Async mirrors (off the hot path)
A sync destination must accept every write before a sync round completes, so a
consistently slow one paces the whole pipeline. Mark a destination mode = "async"
instead and bakelite reconciles it in the background — live replication only
waits on the sync destinations (at least one is required; the first is the
primary):
[[database]]
name = "critical"
path = "/data/critical.db"
[[database.backends]]
type = "file"
path = "/srv/replicas/critical" # sync primary — instant local restore
[[database.backends]]
type = "s3"
bucket = "offsite-backups"
prefix = "bakelite/critical"
mode = "async" # background mirror — never paces the hot path
A background task copies new objects from the primary to each async mirror every
mirror_interval (default 60s; a per-database tunable). Because bakelite's data
objects are write-once and content-addressed, this is a simple list-diff-copy that
copies stored bytes verbatim — so it mirrors ciphertext under encryption without
needing the key. The mirror is eventually consistent: it advances its CURRENT
pointer only to a restore point it has fully copied, so it's always a valid, restorable
prefix of the primary, at most ~mirror_interval behind. A slow or down async
mirror is logged and retried — it never fails or slows live replication.

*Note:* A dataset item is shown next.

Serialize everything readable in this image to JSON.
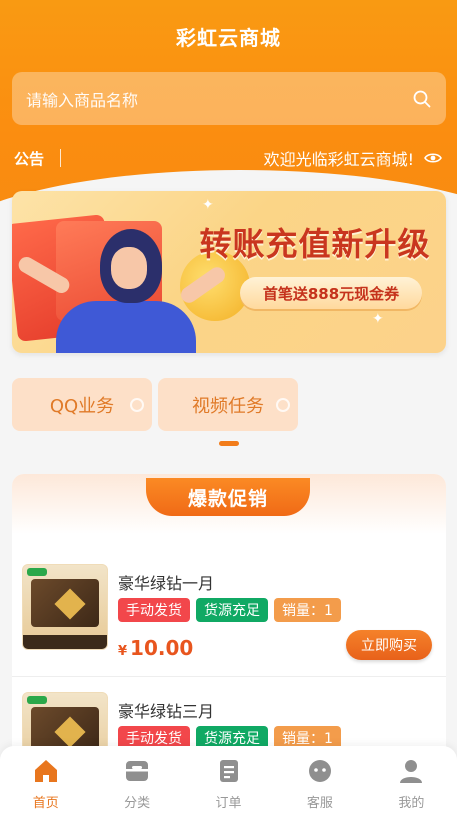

The mirror also propagates the primary's deletions: each reconcile pass prunes
objects the primary has retired through retention or compaction. A successful full
listing gates the prune, and it never removes the run its own CURRENT restores
from — so the mirror tracks the primary rather than growing without bound, while
staying a valid restorable prefix.
Adding or moving a destination
If you add a destination to an already-running database — or repoint an existing
one at a new, empty location — that destination starts out holding none of the
existing backup chain. Because sync destinations are written in lock-step, it
would otherwise receive only new change-sets from that point on, leaving it
without a base snapshot underneath them: not independently restorable, and only
bakelite verify would catch it.
Each time the daemon starts and resumes an existing database (not on a fresh
bootstrap, which already fans out a complete base to every destination), it
compares the snapshot/segment objects each sync destination holds against the
combined set across all of them. A destination missing any of those data objects
is incomplete, and bakelite applies on_incomplete_destination:
| Value | Behaviour |
|---|---|
backfill (default) | Copy the existing chain onto the incomplete destination from a destination that holds a complete copy — the same verbatim list-diff-copy the async mirror uses (ciphertext as-is, no key needed) — so it's immediately a full, independently restorable replica. If no destination holds a complete copy (they've genuinely diverged), bakelite refuses and asks you to resolve it by hand rather than copy from a partial peer. |
refuse | Stop the database and report which destination is incomplete, rather than ship onto a partial chain. Fail-safe: nothing is written until you resolve it. |
warn | Log a warning and keep going. The destination stays unrestorable until the next full snapshot rebases the chain. |
This only applies to sync destinations; async mirrors always catch up through
their own background reconcile. The check runs at daemon start on resume, so a
destination that goes incomplete mid-run isn't re-detected until the next daemon
restart or the next full snapshot rebases the chain. Set it under [defaults] or
per-database. To move a destination cleanly without a backfill, you can instead
remove the old one, let a fresh snapshot rebase, then add the new location.
Limitations
- The metrics endpoint and
bakelite usagereport once per database, against the primary destination's view. (Under strict in-sync the sync destinations agree; the limitation matters only after divergence.)bakelite statusadditionally shows a line per async mirror with its lag (objects/bytes behind) and last reconcile time. - The single replication cursor means a slow sync destination pulls the fast
ones down with it — mark such a destination
mode = "async"(above) to take it off the hot path. Per-destination sync cursors with independent backoff are not v1.